Edmond Northrop Morse passed away peacefully in the early morning of April 11th surrounded by devoted family members. Edmond (Ted) was 92.

Ted was born in Baltimore, Maryland on December 31st, 1922, the only child of Ethel Luisa Dannenberg and Edmond Harris Morse. Ted’s father, Major Morse, was a career officer in the United States Marine Corps (USMC) who earned the distinguished Navy Cross medal for exceptionally meritorious and distinguished service in Europe during World War I. Major Morse died in active duty at an early age while serving in the Asia Pacific, after which Ted and his mother returned from Long Beach, California to the Baltimore area. Ted attended the McDonogh School in Owings Mills, Maryland and was awarded a full scholarship to Brown University, where he matriculated in 1940.

As World War II was intensifying, Ted completed his studies at Brown quickly and graduated with Honors in Economics in early 1943, after which he immediately enlisted in the USMC. Ted’s active duty included serving as a Marine Scout and Platoon Leader in the 24th Regiment of the 4th Marine Division during the Battle of Iwo Jima in the South Pacific, which suffered nearly 100% casualties and indelibly influenced Ted’s future life.

Upon his return from World War II, Ted joined the Federal Reserve Bank of Boston and after a brief stint entered the Harvard Business School, from which he graduated in 1947. Just prior to joining the Marine Corps, Ted met his wife-to-be, Sidney Harvey Phillips. They were married in Baltimore on June 5th, 1948 and initially settled in New York City, where Ted had already begun a lifelong career in financial research and capital management at Smith Barney.

Ted was promoted rapidly to positions of greater responsibility within the firm, and rose to become an Executive Vice President & Director for many years. Following his successful career at Smith Barney, he joined First Manhattan Company as an Executive Vice President for an additional decade before retiring.

In 1951, Sidney and Ted moved to Darien to raise their family near friends. Throughout his life, Ted was cherished for his special qualities of commitment to family and education, lifelong passion for business and history, and tremendous resilience and inventiveness, all enriched by a dry sense of humor. His grandfather, Harmon Northrop Morse, was a prominent Professor of Chemistry at Johns Hopkins and Amherst Colleges; Harmon’s biography also describes Ted in its reflection that “the courage and ambition of the boy overcame all obstacles.”

During his retirement years, Ted served on Darien’s Board of Finance and Pension Board. Ted was also a founder of the Bank of Darien and the Connecticut Investment Group as well as an active member of the Lockwood-Matthews Mansion Museum. Along with his family, he enjoyed the Tokeneke and Wee Burn Country Clubs as well as spending summers at his grandfather’s Morse family cottage on Chebeague Island, Maine. Ted also loved Peru, Vermont, where he and Sidney oversaw the renovation of several 19th century country houses.

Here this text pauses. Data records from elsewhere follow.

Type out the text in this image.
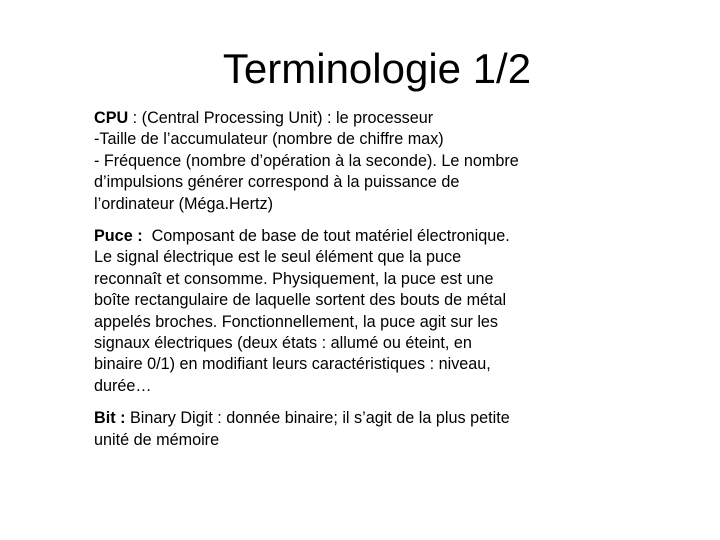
Terminologie 1/2

CPU : (Central Processing Unit) : le processeur
-Taille de l’accumulateur (nombre de chiffre max)
- Fréquence (nombre d’opération à la seconde). Le nombre
d’impulsions générer correspond à la puissance de
l’ordinateur (Méga.Hertz)

Puce :  Composant de base de tout matériel électronique.
Le signal électrique est le seul élément que la puce
reconnaît et consomme. Physiquement, la puce est une
boîte rectangulaire de laquelle sortent des bouts de métal
appelés broches. Fonctionnellement, la puce agit sur les
signaux électriques (deux états : allumé ou éteint, en
binaire 0/1) en modifiant leurs caractéristiques : niveau,
durée…

Bit : Binary Digit : donnée binaire; il s’agit de la plus petite
unité de mémoire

Ted’s beloved wife Sidney pre-deceased him by only months after a remarkable 66-year marriage. Ted is survived by his five children Edmond H. (Barbara), David F. (Elaine), Judith B., Anne S. (Scott), and John B. He is also survived by his grandchildren Edmond R., Christopher B., and Benjamin S., as well as a great granddaughter, Emerson A.

Funeral services will be held in the chapel of Saint Luke’s Episcopal Church in Darien, Connecticut at 2 pm on Friday, May 1st. Interment will be private. In lieu of flowers, donations may be sent to the McDonogh School at 8600 McDonogh Road, Owings Mills, Maryland 21117.